Las Vegas boomed in the 1990's and early 2000's. New businesses and residents came to Nevada in droves, dramatically pushing up electricity demand. Nevada experienced 4.5 percent average annual growth in electricity consumption from 1980 to 2005, the highest of any state in the nation and more than double the national average of 2.2 percent over that period.
In 2001, the Public Utilities Commission of Nevada reversed a 1997 decision that had effectively ended customer funded energy efficiency. Nevada utilities reestablished their energy efficiency programs, but statewide spending hovered at around $3 million through 2002 and $11 million to $14 million from 2003 to 2005. In 2004, Nevada became the first state to permit utilities to earn a bonus rate of return on DR and EE investments. In simple terms, utility DR and EE investments become regulatory assets that are eligible to earn a return of up to 5 percent more than traditional supply-side investments on the equity portion of the authorized return. With the ability to earn more money by investing in demand-side resources, coupled with the inclusion of energy efficiency in the state's Renewable Portfolio Standard in 2006, Nevada utilities have dramatically increased their spending on DR and EE. Nevada utility spending on DR and EE hit $38 million in 2007, a nearly three-fold increase from the $14 million that was spent in 2005.

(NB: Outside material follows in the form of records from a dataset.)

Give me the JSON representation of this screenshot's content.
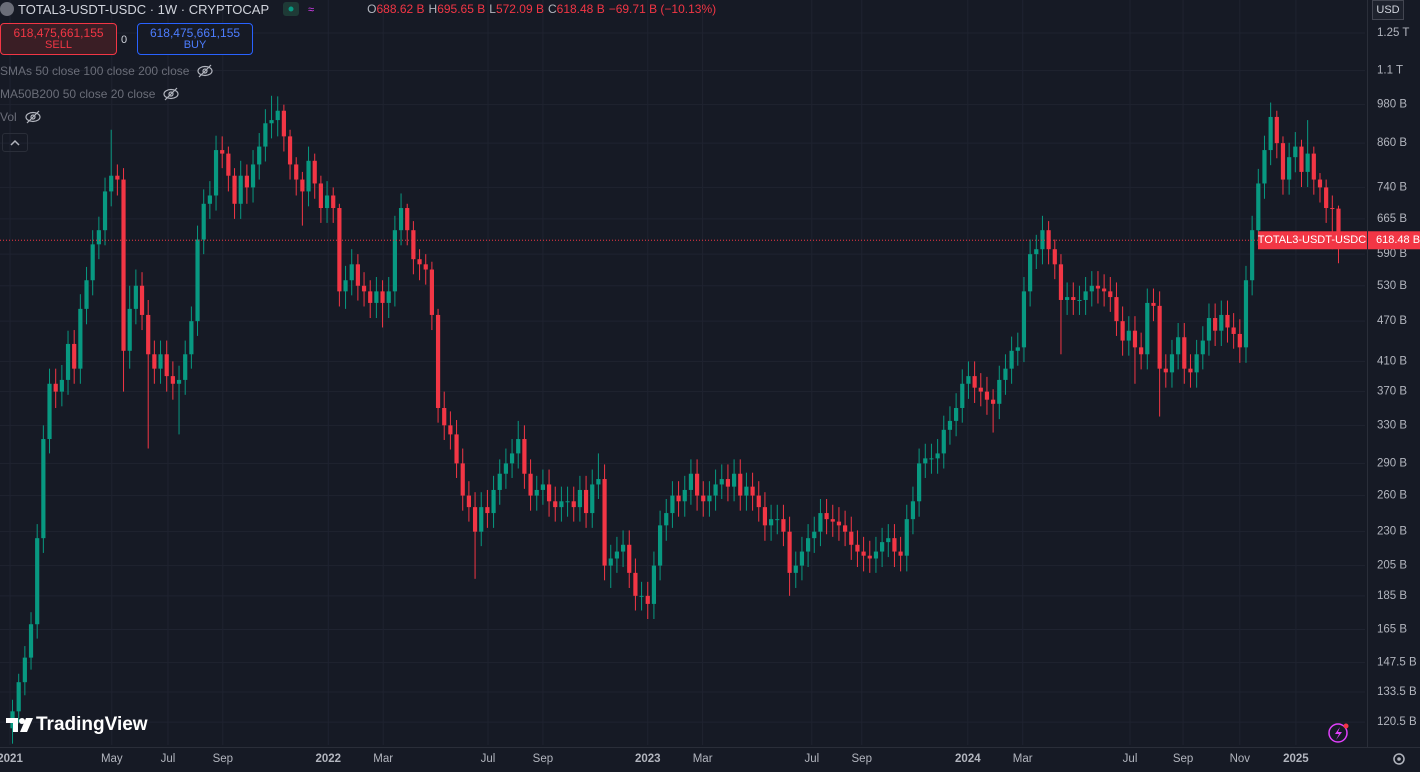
{
  "header": {
    "symbol": "TOTAL3-USDT-USDC · 1W · CRYPTOCAP",
    "ohlc": [
      {
        "key": "O",
        "value": "688.62 B"
      },
      {
        "key": "H",
        "value": "695.65 B"
      },
      {
        "key": "L",
        "value": "572.09 B"
      },
      {
        "key": "C",
        "value": "618.48 B"
      }
    ],
    "change": "−69.71 B (−10.13%)"
  },
  "trade": {
    "sell_price": "618,475,661,155",
    "sell": "SELL",
    "spread": "0",
    "buy_price": "618,475,661,155",
    "buy": "BUY"
  },
  "indicators": [
    "SMAs 50 close 100 close 200 close",
    "MA50B200 50 close 20 close",
    "Vol"
  ],
  "currency": "USD",
  "branding": "TradingView",
  "chart_data": {
    "type": "candlestick",
    "log_scale": true,
    "grid": true,
    "up_color": "#089981",
    "down_color": "#f23645",
    "xlim": [
      -2.03,
      219.3
    ],
    "ylim": [
      111.5,
      1398
    ],
    "xticks": [
      {
        "value": -0.4,
        "label": "2021"
      },
      {
        "value": 16.1,
        "label": "May"
      },
      {
        "value": 25.2,
        "label": "Jul"
      },
      {
        "value": 34.1,
        "label": "Sep"
      },
      {
        "value": 51.2,
        "label": "2022"
      },
      {
        "value": 60.1,
        "label": "Mar"
      },
      {
        "value": 77.1,
        "label": "Jul"
      },
      {
        "value": 86.0,
        "label": "Sep"
      },
      {
        "value": 103.0,
        "label": "2023"
      },
      {
        "value": 111.9,
        "label": "Mar"
      },
      {
        "value": 129.6,
        "label": "Jul"
      },
      {
        "value": 137.7,
        "label": "Sep"
      },
      {
        "value": 154.9,
        "label": "2024"
      },
      {
        "value": 163.8,
        "label": "Mar"
      },
      {
        "value": 181.2,
        "label": "Jul"
      },
      {
        "value": 189.8,
        "label": "Sep"
      },
      {
        "value": 199.0,
        "label": "Nov"
      },
      {
        "value": 208.1,
        "label": "2025"
      }
    ],
    "yticks": [
      {
        "value": 1250,
        "label": "1.25 T"
      },
      {
        "value": 1100,
        "label": "1.1 T"
      },
      {
        "value": 980,
        "label": "980 B"
      },
      {
        "value": 860,
        "label": "860 B"
      },
      {
        "value": 740,
        "label": "740 B"
      },
      {
        "value": 665,
        "label": "665 B"
      },
      {
        "value": 590,
        "label": "590 B"
      },
      {
        "value": 530,
        "label": "530 B"
      },
      {
        "value": 470,
        "label": "470 B"
      },
      {
        "value": 410,
        "label": "410 B"
      },
      {
        "value": 370,
        "label": "370 B"
      },
      {
        "value": 330,
        "label": "330 B"
      },
      {
        "value": 290,
        "label": "290 B"
      },
      {
        "value": 260,
        "label": "260 B"
      },
      {
        "value": 230,
        "label": "230 B"
      },
      {
        "value": 205,
        "label": "205 B"
      },
      {
        "value": 185,
        "label": "185 B"
      },
      {
        "value": 165,
        "label": "165 B"
      },
      {
        "value": 147.5,
        "label": "147.5 B"
      },
      {
        "value": 133.5,
        "label": "133.5 B"
      },
      {
        "value": 120.5,
        "label": "120.5 B"
      }
    ],
    "price_tag": {
      "name": "TOTAL3-USDT-USDC",
      "value": 618.48,
      "label": "618.48 B"
    },
    "ohlc": [
      [
        118,
        130,
        112,
        125
      ],
      [
        125,
        142,
        120,
        138
      ],
      [
        138,
        156,
        132,
        150
      ],
      [
        150,
        175,
        144,
        168
      ],
      [
        168,
        236,
        160,
        225
      ],
      [
        225,
        330,
        214,
        315
      ],
      [
        315,
        400,
        300,
        380
      ],
      [
        380,
        400,
        350,
        370
      ],
      [
        370,
        405,
        352,
        385
      ],
      [
        385,
        455,
        366,
        435
      ],
      [
        435,
        456,
        380,
        400
      ],
      [
        400,
        515,
        380,
        490
      ],
      [
        490,
        565,
        465,
        540
      ],
      [
        540,
        640,
        513,
        610
      ],
      [
        610,
        670,
        580,
        640
      ],
      [
        640,
        765,
        608,
        730
      ],
      [
        730,
        900,
        694,
        770
      ],
      [
        770,
        800,
        720,
        760
      ],
      [
        760,
        790,
        370,
        425
      ],
      [
        425,
        530,
        400,
        490
      ],
      [
        490,
        560,
        465,
        530
      ],
      [
        530,
        555,
        456,
        480
      ],
      [
        480,
        505,
        305,
        420
      ],
      [
        420,
        440,
        380,
        400
      ],
      [
        400,
        440,
        380,
        420
      ],
      [
        420,
        440,
        370,
        390
      ],
      [
        390,
        410,
        360,
        380
      ],
      [
        380,
        404,
        320,
        385
      ],
      [
        385,
        440,
        366,
        420
      ],
      [
        420,
        494,
        400,
        470
      ],
      [
        470,
        650,
        447,
        620
      ],
      [
        620,
        735,
        590,
        700
      ],
      [
        700,
        756,
        665,
        720
      ],
      [
        720,
        882,
        684,
        840
      ],
      [
        840,
        880,
        790,
        830
      ],
      [
        830,
        850,
        730,
        770
      ],
      [
        770,
        790,
        665,
        700
      ],
      [
        700,
        810,
        665,
        770
      ],
      [
        770,
        800,
        700,
        740
      ],
      [
        740,
        840,
        703,
        800
      ],
      [
        800,
        890,
        760,
        850
      ],
      [
        850,
        965,
        808,
        920
      ],
      [
        920,
        1010,
        874,
        930
      ],
      [
        930,
        1008,
        880,
        960
      ],
      [
        960,
        980,
        836,
        880
      ],
      [
        880,
        900,
        760,
        800
      ],
      [
        800,
        820,
        720,
        760
      ],
      [
        760,
        780,
        650,
        730
      ],
      [
        730,
        850,
        694,
        810
      ],
      [
        810,
        830,
        712,
        750
      ],
      [
        750,
        770,
        656,
        690
      ],
      [
        690,
        756,
        656,
        720
      ],
      [
        720,
        740,
        656,
        690
      ],
      [
        690,
        700,
        494,
        520
      ],
      [
        520,
        567,
        490,
        540
      ],
      [
        540,
        600,
        513,
        570
      ],
      [
        570,
        590,
        504,
        530
      ],
      [
        530,
        555,
        494,
        520
      ],
      [
        520,
        540,
        475,
        500
      ],
      [
        500,
        546,
        475,
        520
      ],
      [
        520,
        540,
        460,
        500
      ],
      [
        500,
        546,
        475,
        520
      ],
      [
        520,
        672,
        494,
        640
      ],
      [
        640,
        725,
        608,
        690
      ],
      [
        690,
        700,
        608,
        640
      ],
      [
        640,
        660,
        551,
        580
      ],
      [
        580,
        600,
        540,
        570
      ],
      [
        570,
        590,
        532,
        560
      ],
      [
        560,
        575,
        456,
        480
      ],
      [
        480,
        490,
        333,
        350
      ],
      [
        350,
        370,
        314,
        330
      ],
      [
        330,
        346,
        304,
        320
      ],
      [
        320,
        336,
        276,
        290
      ],
      [
        290,
        305,
        247,
        260
      ],
      [
        260,
        273,
        238,
        250
      ],
      [
        250,
        263,
        196,
        230
      ],
      [
        230,
        263,
        219,
        250
      ],
      [
        250,
        265,
        233,
        245
      ],
      [
        245,
        278,
        233,
        265
      ],
      [
        265,
        294,
        252,
        280
      ],
      [
        280,
        305,
        266,
        290
      ],
      [
        290,
        315,
        276,
        300
      ],
      [
        300,
        335,
        285,
        315
      ],
      [
        315,
        330,
        266,
        280
      ],
      [
        280,
        294,
        247,
        260
      ],
      [
        260,
        278,
        247,
        265
      ],
      [
        265,
        284,
        252,
        270
      ],
      [
        270,
        284,
        242,
        255
      ],
      [
        255,
        268,
        238,
        250
      ],
      [
        250,
        268,
        238,
        255
      ],
      [
        255,
        268,
        242,
        255
      ],
      [
        255,
        268,
        238,
        250
      ],
      [
        250,
        278,
        238,
        265
      ],
      [
        265,
        278,
        233,
        245
      ],
      [
        245,
        284,
        233,
        270
      ],
      [
        270,
        300,
        257,
        275
      ],
      [
        275,
        289,
        195,
        205
      ],
      [
        205,
        220,
        190,
        210
      ],
      [
        210,
        226,
        200,
        215
      ],
      [
        215,
        231,
        204,
        220
      ],
      [
        220,
        231,
        190,
        200
      ],
      [
        200,
        210,
        176,
        185
      ],
      [
        185,
        194,
        176,
        185
      ],
      [
        185,
        194,
        171,
        180
      ],
      [
        180,
        215,
        171,
        205
      ],
      [
        205,
        247,
        195,
        235
      ],
      [
        235,
        257,
        223,
        245
      ],
      [
        245,
        273,
        233,
        260
      ],
      [
        260,
        273,
        242,
        255
      ],
      [
        255,
        278,
        242,
        265
      ],
      [
        265,
        294,
        252,
        280
      ],
      [
        280,
        294,
        247,
        260
      ],
      [
        260,
        273,
        242,
        255
      ],
      [
        255,
        273,
        242,
        260
      ],
      [
        260,
        284,
        247,
        270
      ],
      [
        270,
        289,
        257,
        275
      ],
      [
        275,
        289,
        255,
        268
      ],
      [
        268,
        294,
        255,
        280
      ],
      [
        280,
        294,
        247,
        260
      ],
      [
        260,
        281,
        247,
        268
      ],
      [
        268,
        281,
        247,
        260
      ],
      [
        260,
        273,
        238,
        250
      ],
      [
        250,
        263,
        223,
        235
      ],
      [
        235,
        252,
        223,
        240
      ],
      [
        240,
        252,
        228,
        240
      ],
      [
        240,
        252,
        219,
        230
      ],
      [
        230,
        242,
        185,
        200
      ],
      [
        200,
        215,
        190,
        205
      ],
      [
        205,
        226,
        195,
        215
      ],
      [
        215,
        236,
        204,
        225
      ],
      [
        225,
        242,
        214,
        230
      ],
      [
        230,
        257,
        219,
        245
      ],
      [
        245,
        257,
        228,
        240
      ],
      [
        240,
        252,
        226,
        238
      ],
      [
        238,
        250,
        223,
        235
      ],
      [
        235,
        247,
        219,
        230
      ],
      [
        230,
        242,
        209,
        220
      ],
      [
        220,
        231,
        204,
        215
      ],
      [
        215,
        226,
        201,
        212
      ],
      [
        212,
        223,
        200,
        210
      ],
      [
        210,
        226,
        200,
        215
      ],
      [
        215,
        233,
        204,
        222
      ],
      [
        222,
        236,
        211,
        225
      ],
      [
        225,
        236,
        204,
        215
      ],
      [
        215,
        226,
        201,
        212
      ],
      [
        212,
        252,
        201,
        240
      ],
      [
        240,
        268,
        228,
        255
      ],
      [
        255,
        305,
        242,
        290
      ],
      [
        290,
        310,
        276,
        295
      ],
      [
        295,
        310,
        280,
        295
      ],
      [
        295,
        315,
        280,
        300
      ],
      [
        300,
        341,
        285,
        325
      ],
      [
        325,
        352,
        309,
        335
      ],
      [
        335,
        368,
        318,
        350
      ],
      [
        350,
        399,
        333,
        380
      ],
      [
        380,
        410,
        361,
        390
      ],
      [
        390,
        410,
        356,
        375
      ],
      [
        375,
        394,
        352,
        370
      ],
      [
        370,
        389,
        342,
        360
      ],
      [
        360,
        373,
        322,
        355
      ],
      [
        355,
        404,
        337,
        385
      ],
      [
        385,
        420,
        366,
        400
      ],
      [
        400,
        446,
        380,
        425
      ],
      [
        425,
        452,
        404,
        430
      ],
      [
        430,
        546,
        409,
        520
      ],
      [
        520,
        620,
        494,
        590
      ],
      [
        590,
        630,
        561,
        600
      ],
      [
        600,
        672,
        570,
        640
      ],
      [
        640,
        660,
        570,
        600
      ],
      [
        600,
        620,
        542,
        570
      ],
      [
        570,
        590,
        420,
        505
      ],
      [
        505,
        536,
        480,
        510
      ],
      [
        510,
        536,
        480,
        505
      ],
      [
        505,
        530,
        480,
        505
      ],
      [
        505,
        546,
        480,
        520
      ],
      [
        520,
        557,
        494,
        530
      ],
      [
        530,
        557,
        499,
        525
      ],
      [
        525,
        551,
        494,
        520
      ],
      [
        520,
        546,
        485,
        510
      ],
      [
        510,
        536,
        447,
        470
      ],
      [
        470,
        494,
        418,
        440
      ],
      [
        440,
        478,
        418,
        455
      ],
      [
        455,
        478,
        380,
        430
      ],
      [
        430,
        452,
        399,
        420
      ],
      [
        420,
        525,
        399,
        500
      ],
      [
        500,
        525,
        470,
        495
      ],
      [
        495,
        520,
        340,
        400
      ],
      [
        400,
        420,
        375,
        395
      ],
      [
        395,
        441,
        375,
        420
      ],
      [
        420,
        467,
        399,
        445
      ],
      [
        445,
        467,
        380,
        400
      ],
      [
        400,
        420,
        375,
        395
      ],
      [
        395,
        441,
        375,
        420
      ],
      [
        420,
        462,
        399,
        440
      ],
      [
        440,
        499,
        418,
        475
      ],
      [
        475,
        499,
        432,
        455
      ],
      [
        455,
        504,
        432,
        480
      ],
      [
        480,
        504,
        437,
        460
      ],
      [
        460,
        483,
        428,
        450
      ],
      [
        450,
        473,
        408,
        430
      ],
      [
        430,
        567,
        408,
        540
      ],
      [
        540,
        672,
        513,
        640
      ],
      [
        640,
        788,
        608,
        750
      ],
      [
        750,
        882,
        712,
        840
      ],
      [
        840,
        987,
        798,
        940
      ],
      [
        940,
        960,
        817,
        860
      ],
      [
        860,
        880,
        722,
        760
      ],
      [
        760,
        861,
        722,
        820
      ],
      [
        820,
        893,
        779,
        850
      ],
      [
        850,
        870,
        741,
        780
      ],
      [
        780,
        930,
        741,
        830
      ],
      [
        830,
        850,
        722,
        760
      ],
      [
        760,
        777,
        703,
        740
      ],
      [
        740,
        760,
        656,
        690
      ],
      [
        690,
        720,
        600,
        688.19
      ],
      [
        688.62,
        695.65,
        572.09,
        618.48
      ]
    ]
  }
}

In 2007, Duke Energy Carolinas received national attention by proposing a DR and EE rider in North Carolina and South Carolina that was counter to traditional regulatory mechanisms for DR and EE. Duke's proposal was referred to as Save-A-Watt (SAW). Rather than recommending a cost recovery mechanism that is a function of how much the utility spends on DR and EE investments, SAW is a function of the cost of the supply-side resources Duke avoids with successful implementation of DR and EE. Duke's proposal called for the utility to receive "90% of the return of and on the supply-side investment [Duke] would have made to provide the same capacity and energy over the same life as the measures and programs included within the portfolio of energy efficiency programs."
Duke contends that if it did not invest in DR or EE, then a certain amount of additional capacity and energy would be procured, the costs for which would be borne by ratepayers. By asking for 90% of the return that Duke would earn if it had invested in supply-side resource alternatives, Duke points out that there are benefits to customers and the utility. Customers will see lower bills than they otherwise would have faced, and Duke can truly consider "saved watts" the "fifth fuel" in its portfolio. Duke's SAW program has yet to receive regulatory approval in either North Carolina or South Carolina.
A challenge for state utility commissions is to adopt policies that a) achieve a least-cost model, b) counterbalance the Averch-Johnson Effect, and c) encourage the right level of investment in DR and EE resources as well as traditional utility infrastructure. State utility commissions have the authority to increase utility-sponsored DR and EE by creating a favorable regulatory environment for utility DR and EE investment so that utilities will pursue an optimally-efficient strategy to meet the needs of their customers. In general, state utility commissions today want the utilities in their jurisdiction to pursue DR and EE programs due to the environmental and economic benefits these programs offer customers. Commissions should therefore ensure that utilities receive regulatory signals consistent with these objectives.
In addition to program cost recovery, state utility commissions should consider a constructive level of utility performance incentive through a mechanism that is appropriate for the utilities in the state. A properly designed performance incentive mechanism can align a utility's corporate objectives with that of ensuring a cost effective level of DR and EE activity for the benefit of its customers.